PhD Position in Machine Learning: Wageningen University & Research offers a fully funded PhD position focused on developing innovative machine learning methods for understanding protein-ligand interaction dynamics. This position emphasizes collaboration between computational techniques and wet-lab research, aiming to advance methodologies in the life sciences.
PhD Position in Machine Learning for Life Sciences
Designation
PhD Candidate in Machine Learning for Life Sciences
Research Area
- Machine Learning
- Computational Biology
- Protein-Ligand Interaction Dynamics
Location
Wageningen University & Research, Wageningen, Netherlands
Eligibility/Qualification
- Completed MSc degree in Computer Science, Computational Biology, Computational Chemistry, or a related field.
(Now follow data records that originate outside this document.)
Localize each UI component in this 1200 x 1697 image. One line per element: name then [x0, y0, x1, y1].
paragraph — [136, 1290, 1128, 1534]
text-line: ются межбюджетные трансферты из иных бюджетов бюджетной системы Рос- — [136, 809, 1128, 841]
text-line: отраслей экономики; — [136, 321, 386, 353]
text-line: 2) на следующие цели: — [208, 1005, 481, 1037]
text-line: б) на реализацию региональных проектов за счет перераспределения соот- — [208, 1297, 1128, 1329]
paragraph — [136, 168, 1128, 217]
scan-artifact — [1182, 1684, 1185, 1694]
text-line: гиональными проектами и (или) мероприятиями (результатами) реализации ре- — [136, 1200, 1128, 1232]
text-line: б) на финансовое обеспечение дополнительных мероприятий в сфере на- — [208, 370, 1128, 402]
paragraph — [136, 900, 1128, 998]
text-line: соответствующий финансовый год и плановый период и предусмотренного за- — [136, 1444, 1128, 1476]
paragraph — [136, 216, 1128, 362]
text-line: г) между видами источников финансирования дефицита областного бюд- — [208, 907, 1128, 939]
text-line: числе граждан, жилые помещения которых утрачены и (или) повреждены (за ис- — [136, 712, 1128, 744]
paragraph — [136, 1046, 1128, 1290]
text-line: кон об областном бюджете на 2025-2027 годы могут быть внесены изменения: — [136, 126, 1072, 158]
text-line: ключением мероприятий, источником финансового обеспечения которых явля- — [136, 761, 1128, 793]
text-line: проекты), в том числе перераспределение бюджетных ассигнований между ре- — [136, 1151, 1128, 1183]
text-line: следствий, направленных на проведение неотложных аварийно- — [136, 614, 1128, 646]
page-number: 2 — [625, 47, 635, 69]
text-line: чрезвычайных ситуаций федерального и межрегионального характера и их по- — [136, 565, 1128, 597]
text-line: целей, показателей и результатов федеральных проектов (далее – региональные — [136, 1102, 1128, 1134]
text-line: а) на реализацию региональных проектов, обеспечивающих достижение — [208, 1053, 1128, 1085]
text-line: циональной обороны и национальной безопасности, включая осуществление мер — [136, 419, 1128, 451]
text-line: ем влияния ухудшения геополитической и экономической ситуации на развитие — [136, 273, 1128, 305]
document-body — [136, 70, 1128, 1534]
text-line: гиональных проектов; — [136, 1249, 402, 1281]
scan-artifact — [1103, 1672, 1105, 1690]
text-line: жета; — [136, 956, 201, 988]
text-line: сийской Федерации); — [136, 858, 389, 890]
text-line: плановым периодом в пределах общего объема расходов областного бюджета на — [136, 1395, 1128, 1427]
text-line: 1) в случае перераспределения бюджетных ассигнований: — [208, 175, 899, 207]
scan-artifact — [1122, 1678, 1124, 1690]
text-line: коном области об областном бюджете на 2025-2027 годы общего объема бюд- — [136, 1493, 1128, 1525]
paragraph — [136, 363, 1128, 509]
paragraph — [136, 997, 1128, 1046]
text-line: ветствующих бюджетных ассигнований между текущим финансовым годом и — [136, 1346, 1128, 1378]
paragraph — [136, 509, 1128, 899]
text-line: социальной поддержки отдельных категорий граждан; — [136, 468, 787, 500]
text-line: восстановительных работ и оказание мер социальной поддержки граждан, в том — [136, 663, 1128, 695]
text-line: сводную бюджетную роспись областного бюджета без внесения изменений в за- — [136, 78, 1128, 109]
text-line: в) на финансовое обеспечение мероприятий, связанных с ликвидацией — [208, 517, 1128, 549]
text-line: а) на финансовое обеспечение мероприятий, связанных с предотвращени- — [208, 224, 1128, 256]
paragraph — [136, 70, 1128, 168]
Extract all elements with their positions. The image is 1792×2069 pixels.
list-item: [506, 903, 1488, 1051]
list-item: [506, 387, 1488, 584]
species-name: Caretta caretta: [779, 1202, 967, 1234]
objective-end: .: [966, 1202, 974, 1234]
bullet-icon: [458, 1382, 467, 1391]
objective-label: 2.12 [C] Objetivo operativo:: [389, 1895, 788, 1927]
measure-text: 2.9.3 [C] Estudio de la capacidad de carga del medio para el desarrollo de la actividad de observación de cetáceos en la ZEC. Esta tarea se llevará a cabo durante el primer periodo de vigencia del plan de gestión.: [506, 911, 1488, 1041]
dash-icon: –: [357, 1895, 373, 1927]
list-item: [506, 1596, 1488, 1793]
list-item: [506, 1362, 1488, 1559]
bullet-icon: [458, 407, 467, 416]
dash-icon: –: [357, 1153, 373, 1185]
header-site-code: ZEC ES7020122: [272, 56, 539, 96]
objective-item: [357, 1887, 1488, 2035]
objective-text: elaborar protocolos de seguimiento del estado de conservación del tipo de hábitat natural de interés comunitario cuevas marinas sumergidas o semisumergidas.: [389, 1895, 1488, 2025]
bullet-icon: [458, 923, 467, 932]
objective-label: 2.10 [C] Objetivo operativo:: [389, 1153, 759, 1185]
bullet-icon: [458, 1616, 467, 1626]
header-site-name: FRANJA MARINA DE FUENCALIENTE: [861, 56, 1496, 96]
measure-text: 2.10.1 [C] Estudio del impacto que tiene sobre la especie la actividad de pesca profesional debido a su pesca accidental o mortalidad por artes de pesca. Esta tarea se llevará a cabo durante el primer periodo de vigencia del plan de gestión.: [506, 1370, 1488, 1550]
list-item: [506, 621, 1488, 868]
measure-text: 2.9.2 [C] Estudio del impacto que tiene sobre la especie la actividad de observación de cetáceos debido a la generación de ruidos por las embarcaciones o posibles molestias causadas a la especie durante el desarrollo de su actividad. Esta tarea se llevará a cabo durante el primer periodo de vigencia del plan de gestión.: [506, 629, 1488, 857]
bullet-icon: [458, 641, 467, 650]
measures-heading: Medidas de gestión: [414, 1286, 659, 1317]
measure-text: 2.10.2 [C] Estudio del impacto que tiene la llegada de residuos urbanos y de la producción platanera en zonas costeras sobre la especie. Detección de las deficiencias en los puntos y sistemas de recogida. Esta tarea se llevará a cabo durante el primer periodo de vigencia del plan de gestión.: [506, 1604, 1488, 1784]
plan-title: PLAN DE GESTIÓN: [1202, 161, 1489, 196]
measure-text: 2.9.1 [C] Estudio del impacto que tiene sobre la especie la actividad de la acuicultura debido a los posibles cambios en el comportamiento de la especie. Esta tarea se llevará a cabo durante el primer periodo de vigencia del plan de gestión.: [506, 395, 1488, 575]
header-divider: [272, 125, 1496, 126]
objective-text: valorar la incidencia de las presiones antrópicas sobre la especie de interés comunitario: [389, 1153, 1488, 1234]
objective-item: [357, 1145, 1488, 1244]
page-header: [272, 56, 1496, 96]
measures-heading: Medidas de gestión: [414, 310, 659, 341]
- Proven experience in programming with Python (or proficiency in C/C++ or Rust).
- Experience in molecular dynamics simulations is advantageous.
- Strong understanding of machine learning methodologies, particularly neural networks.
- Excellent English writing and communication skills (C1 level).
- A collaborative attitude and interest in interdisciplinary research.
Job Description
As a PhD student, the successful candidate will:
- Develop new machine learning methodologies applicable to life sciences, focusing on protein-ligand interaction dynamics.
- Synthesize and evaluate recent research in machine learning, chemistry, and biology at the intersection of these fields.
- Collaborate with national and international researchers.
- Publish and present research findings in esteemed journals and conferences.
The position comes with a gross salary starting from €2,901 per month, increasing to €3,707 by the fourth year, along with excellent employment benefits including parental leave, flexible working hours, and a pension scheme.
How to Apply
Interested candidates should apply directly through the vacancy page on the Wageningen University & Research website by clicking the apply button.
Last Date for Apply
Applications will be accepted until April 28, 2025.